The regulatory focus on the use of arbitration clauses has been in place from the very beginning of the CFPB. Dodd Frank required the CFPB to "conduct a study of, and provide a report to Congress concerning, the use of agreements providing for arbitration of any future dispute between covered persons and consumers in connection with the offering or providing of consumer financial products or services." The results of the study can be found here. After completing the study, the CFPB provided an outline of proposals. The proposals included (1) prohibiting the application of arbitration agreements as to class actions, and (2) requiring submission to the Bureau of arbitral disputes (i.e., claims in arbitration) and awards. The CFPB also announced that it is considering publishing those disputes and awards on its website. Since the CFPB already publishes the data collected on customer complaints and HMDA reporting in a searchable and sortable format on its website, this part of the proposal comes with its own increased legal and reputational risks for lenders.

According to the CFPB's proposal, its study "shows that . . . aggregated actions – typically class action litigation – have provided significant benefits to consumers, through cash settlements and other benefits made available to them and from agreements by companies to stop harmful behavior. Class litigation may also benefit consumers through the deterrent impact of those settlement agreements on other companies' conduct." This last sentence is particularly bothersome as it signals that the CFPB is going to subject the entire industry to the increased cost of defending class actions partially to deter bad actors who make up a tiny fraction of the industry.

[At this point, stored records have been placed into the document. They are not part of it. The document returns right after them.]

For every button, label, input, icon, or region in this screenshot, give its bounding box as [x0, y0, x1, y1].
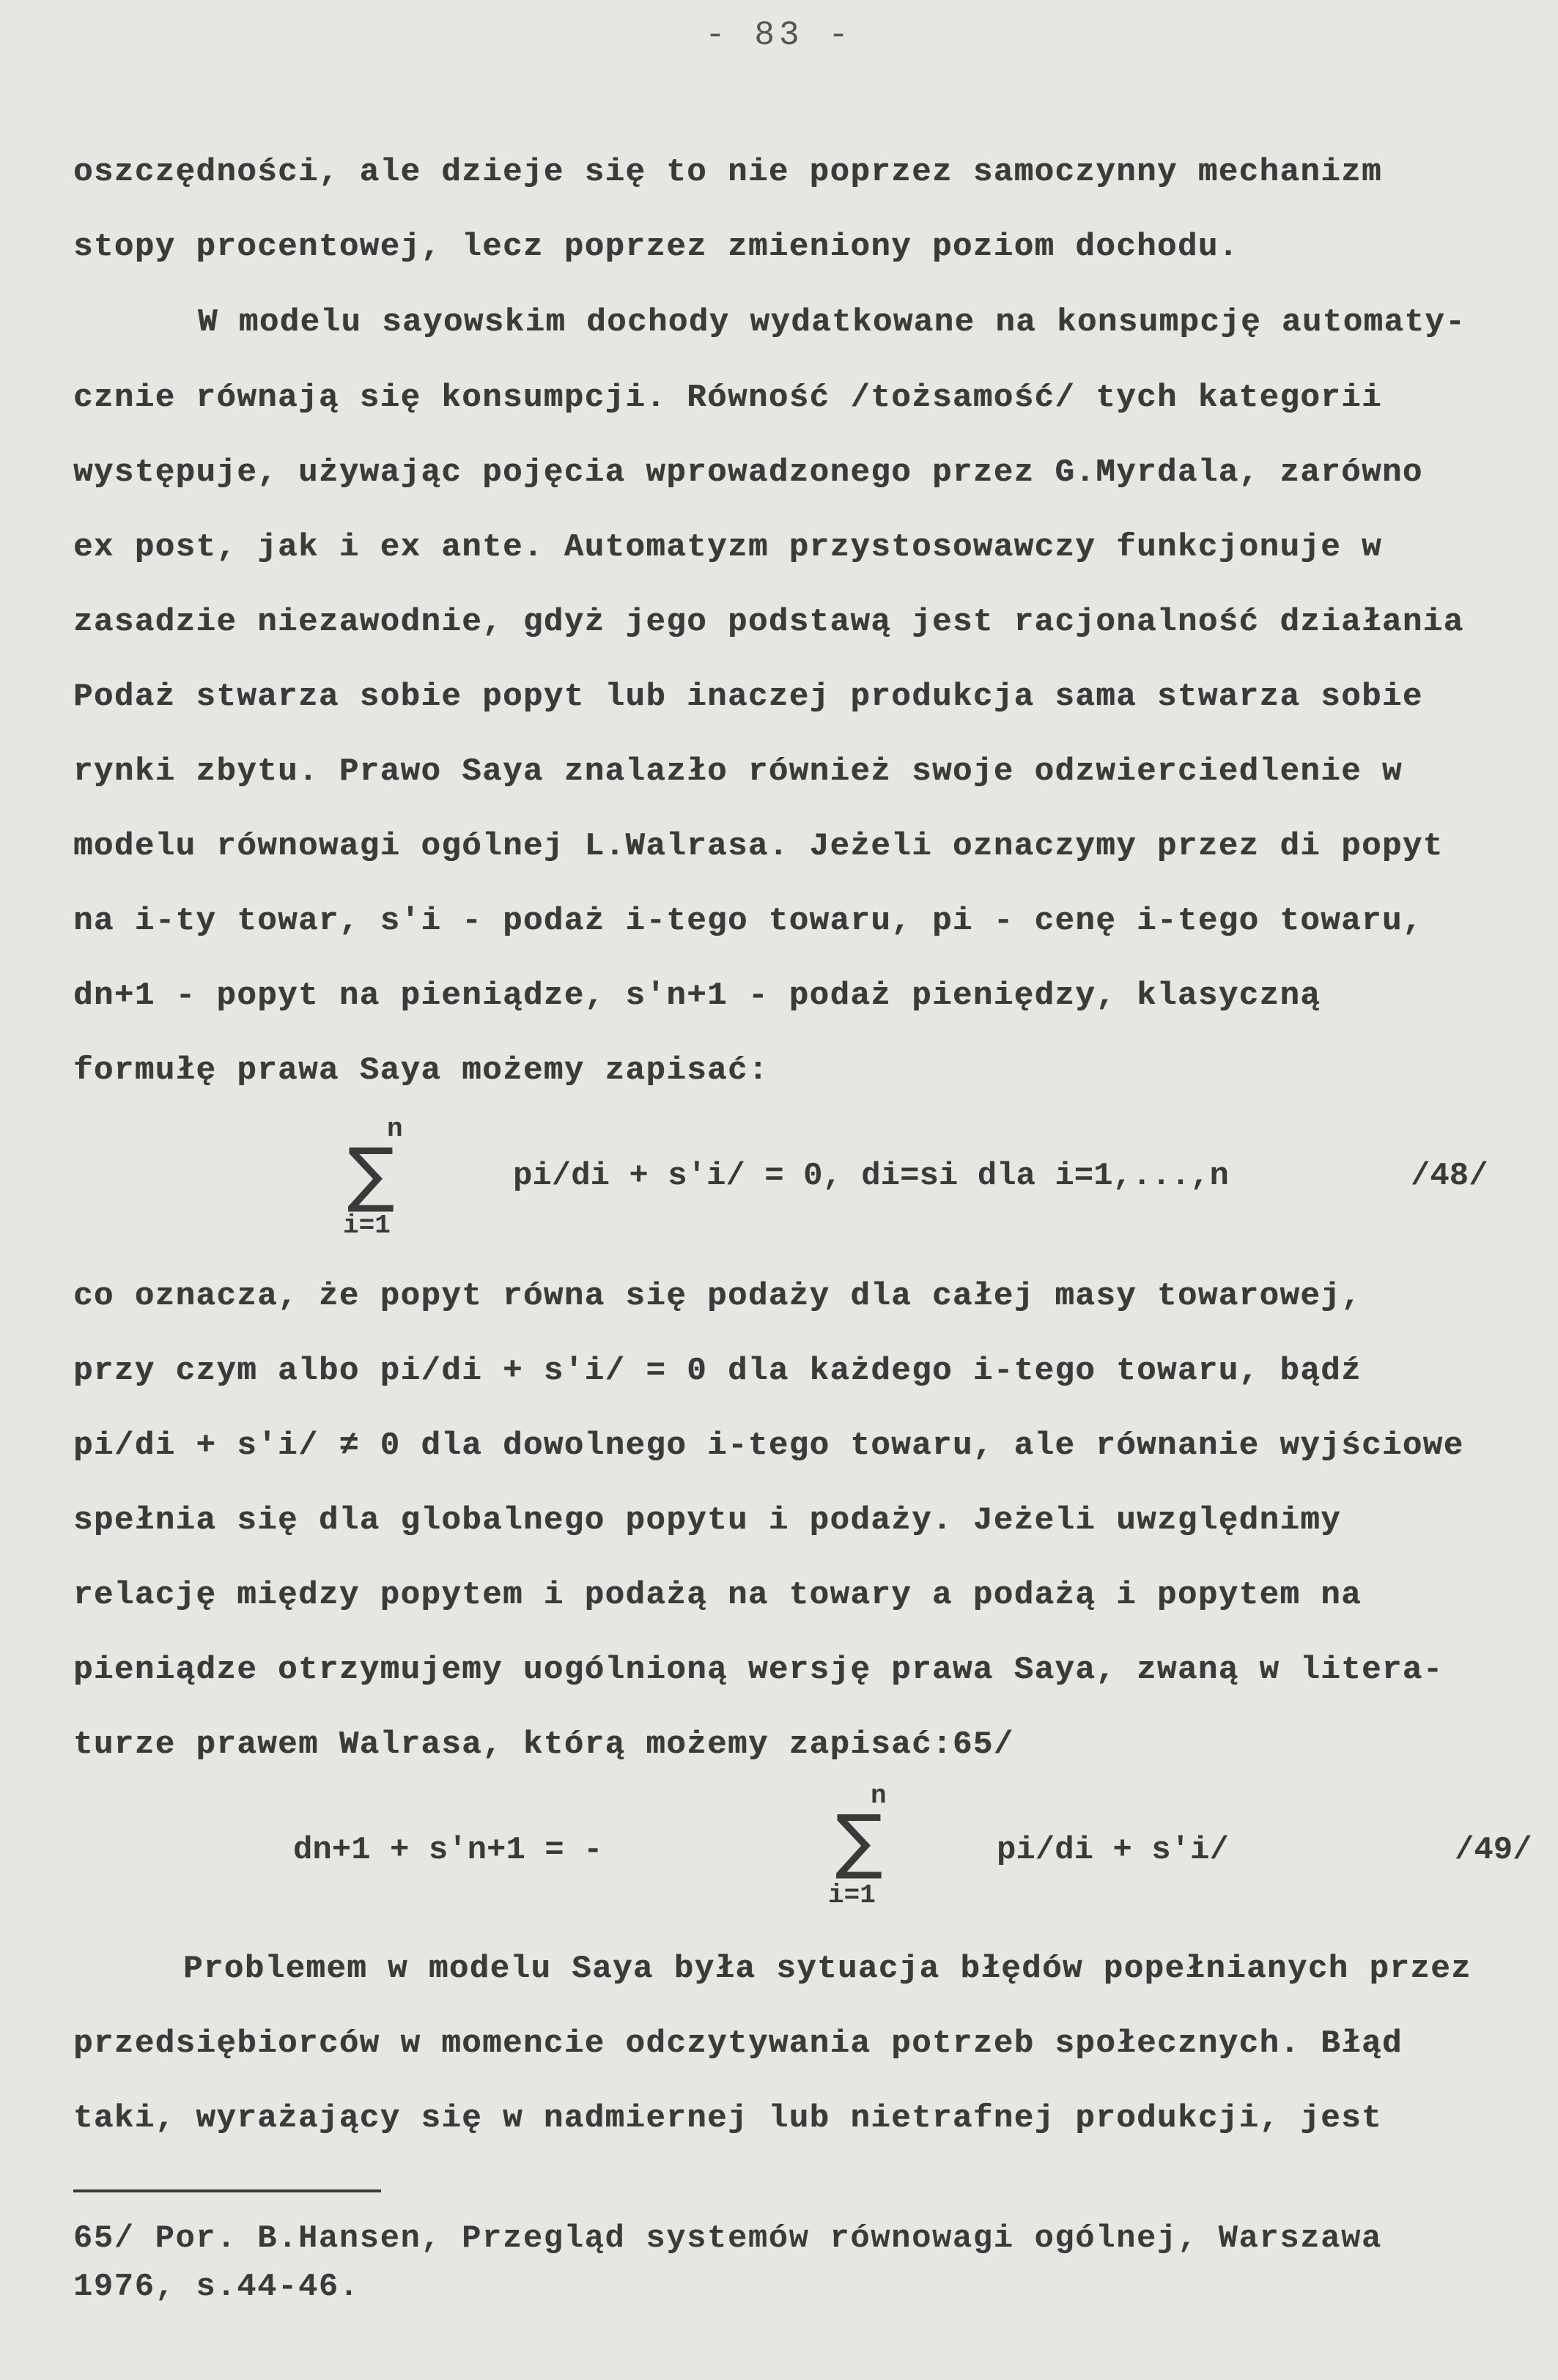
sum-lower-limit: i=1 [343, 1211, 391, 1241]
text-line: Problemem w modelu Saya była sytuacja błędów popełnianych przez [183, 1951, 1472, 1987]
text-line: oszczędności, ale dzieje się to nie poprzez samoczynny mechanizm [73, 154, 1382, 191]
text-line: na i-ty towar, s'i - podaż i-tego towaru, pi - cenę i-tego towaru, [73, 903, 1423, 939]
equation-body: pi/di + s'i/ = 0, di=si dla i=1,...,n [513, 1158, 1229, 1194]
text-line: co oznacza, że popyt równa się podaży dla całej masy towarowej, [73, 1278, 1362, 1315]
equation-lhs: dn+1 + s'n+1 = - [293, 1832, 603, 1869]
summation-sign: ∑ [835, 1800, 883, 1882]
text-line: spełnia się dla globalnego popytu i podaży. Jeżeli uwzględnimy [73, 1502, 1342, 1539]
sum-upper-limit: n [387, 1114, 403, 1144]
text-line: pi/di + s'i/ ≠ 0 dla dowolnego i-tego towaru, ale równanie wyjściowe [73, 1427, 1464, 1464]
text-line: zasadzie niezawodnie, gdyż jego podstawą jest racjonalność działania [73, 604, 1464, 640]
text-line: taki, wyrażający się w nadmiernej lub nietrafnej produkcji, jest [73, 2100, 1382, 2137]
equation-number: /49/ [1455, 1832, 1532, 1869]
footnote-line: 1976, s.44-46. [73, 2269, 360, 2305]
text-line: pieniądze otrzymujemy uogólnioną wersję prawa Saya, zwaną w litera- [73, 1652, 1444, 1688]
footnote-line: 65/ Por. B.Hansen, Przegląd systemów równowagi ogólnej, Warszawa [73, 2220, 1382, 2257]
text-line: relację między popytem i podażą na towary a podażą i popytem na [73, 1577, 1362, 1614]
text-line: dn+1 - popyt na pieniądze, s'n+1 - podaż pieniędzy, klasyczną [73, 978, 1321, 1014]
summation-sign: ∑ [347, 1133, 395, 1215]
equation-48 [0, 1114, 1558, 1253]
equation-number: /48/ [1411, 1158, 1488, 1194]
page-number: - 83 - [705, 16, 853, 54]
text-line: ex post, jak i ex ante. Automatyzm przystosowawczy funkcjonuje w [73, 529, 1382, 566]
sum-lower-limit: i=1 [828, 1880, 876, 1910]
text-line: Podaż stwarza sobie popyt lub inaczej produkcja sama stwarza sobie [73, 679, 1423, 715]
text-line: przedsiębiorców w momencie odczytywania potrzeb społecznych. Błąd [73, 2025, 1403, 2062]
equation-rhs: pi/di + s'i/ [997, 1832, 1229, 1869]
text-line: W modelu sayowskim dochody wydatkowane na konsumpcję automaty- [198, 304, 1466, 341]
footnote-divider [73, 2189, 381, 2192]
sum-upper-limit: n [871, 1781, 887, 1811]
text-line: przy czym albo pi/di + s'i/ = 0 dla każdego i-tego towaru, bądź [73, 1353, 1362, 1389]
text-line: cznie równają się konsumpcji. Równość /tożsamość/ tych kategorii [73, 380, 1382, 416]
text-line: stopy procentowej, lecz poprzez zmieniony poziom dochodu. [73, 229, 1239, 265]
text-line: rynki zbytu. Prawo Saya znalazło również swoje odzwierciedlenie w [73, 753, 1403, 790]
text-line: formułę prawa Saya możemy zapisać: [73, 1052, 769, 1089]
text-line: turze prawem Walrasa, którą możemy zapisać:65/ [73, 1726, 1014, 1763]
equation-49 [0, 1781, 1558, 1920]
text-line: występuje, używając pojęcia wprowadzonego przez G.Myrdala, zarówno [73, 454, 1423, 491]
text-line: modelu równowagi ogólnej L.Walrasa. Jeżeli oznaczymy przez di popyt [73, 828, 1444, 865]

The new rule will likely have a dramatic impact on lenders. Institutions will have to "price in" the added costs associated with the increased risk of class action lawsuits across most of their consumer product lines. Lenders would also have to overhaul their contracts to comply with any new rule. Most importantly, consumers will likely face higher transactional costs and interest rates. It is very possible that the precise group the CFPB is aiming to protect – consumers – will end up worse off. As with any new rule promulgated by the CFPB, the key to successful implementation is early planning.

DISCLAIMER: Because of the generality of this update, the information provided herein may not be applicable in all situations and should not be acted upon without specific legal advice based on particular situations.